The leader of The Other Russia opposition movement Eduard Limonov has filed a complaint to the European Court of Human Rights claiming Russia’s Central Election Committee has refused to register him as a candidate. He says the police stopped his supporters from entering the building where its meeting was to be held. Under Russian electoral law, a person who wants to run in a presidential campaign has to hold meeting with at least 500 people who sign a paper in support of the candidate, which is then passed to the Central Election Committee. Liminov’s group of initiators eventually had to hold a meeting in a bus, and the Committee refused to recognise its results.

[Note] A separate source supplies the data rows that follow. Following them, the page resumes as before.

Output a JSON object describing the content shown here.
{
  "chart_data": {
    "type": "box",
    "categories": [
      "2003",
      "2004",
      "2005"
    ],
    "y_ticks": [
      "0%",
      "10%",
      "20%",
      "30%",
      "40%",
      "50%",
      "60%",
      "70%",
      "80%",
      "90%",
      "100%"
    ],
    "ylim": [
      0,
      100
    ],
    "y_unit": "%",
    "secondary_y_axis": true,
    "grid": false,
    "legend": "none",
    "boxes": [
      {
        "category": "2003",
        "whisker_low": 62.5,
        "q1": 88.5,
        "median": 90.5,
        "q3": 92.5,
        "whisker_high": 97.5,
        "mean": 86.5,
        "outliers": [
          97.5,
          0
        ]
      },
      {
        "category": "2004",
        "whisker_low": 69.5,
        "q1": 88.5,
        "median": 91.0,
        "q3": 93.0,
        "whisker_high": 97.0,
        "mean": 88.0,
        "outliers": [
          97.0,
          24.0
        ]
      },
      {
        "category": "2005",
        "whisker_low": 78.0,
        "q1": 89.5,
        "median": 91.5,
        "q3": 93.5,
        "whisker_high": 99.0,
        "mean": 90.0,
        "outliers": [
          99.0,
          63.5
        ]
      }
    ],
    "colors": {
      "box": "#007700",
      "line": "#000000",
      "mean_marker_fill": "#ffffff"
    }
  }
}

The leaders of two political parties that did not enter the State Duma as they din’t get over the threshold of seven per cent required by the law — economist Grigory Yavlinsky of “Yabloko” and oligarch Mikhail Prokhorov of “Pravoe Delo” — had to collect the two million signatures the law demands of them to be registered. Prokhorov claims his team has accomplished the task, though a number of experts remain skeptical about the accuracy of their work. Yavlinsky is still collecting the signatures, his team has complained about the artificial obstacles Russian electoral election law creates. For example, the number of signatories from each Russian region is limited to 50,000 people. In Moscow and St Petersburg it is relatively easy to find supporters, but regional work is harder.
Candidates are given 25 days to accurately collect two million signatures. They will have to hand them in to the Central Election Committee on 18 January.
Meanwhile, Sergei Mironov of A Just Russia and Gennady Zyuganov of the Communist Party have been asked to become “transitional presidents” by many participants of the December rallies. The Left Front opposition movement sent a proposal to them saying should they win the elections they should carry out a comprehensive election law reform, hold new parliamentary elections in just one year and then step down. Mironov has accepted the proposal, while Zyuganov said he was ready to implement the election reform and re-run the parliamentary elections but did not like the idea of stepping down.
A similar proposal was made to all candidates by notable Russian political scientist Andrey Piontkovsky. In an article he suggested that candidates who oppose Putin should “sign a contract with voters” promising to become a transitional president. This would involve carrying out radical reforms of election legislation, police and judiciary system; limiting the president’s power through passing amendments to the constitution; holding new parliamentary elections; and then within one to one-and-a-half years stepping down to participate in early presidential elections, which would be held according to new democratic laws. The candidates are yet to respond to him.
“The core goal for opposition is not to let Putin run the country again”, says Piontkovsky, who views transitional presidency as the way to achieve that. The “contract” between presidential candidates and civil society is to be “signed” on 4 February, on a third protest action for fair elections, which is expected to be the biggest yet.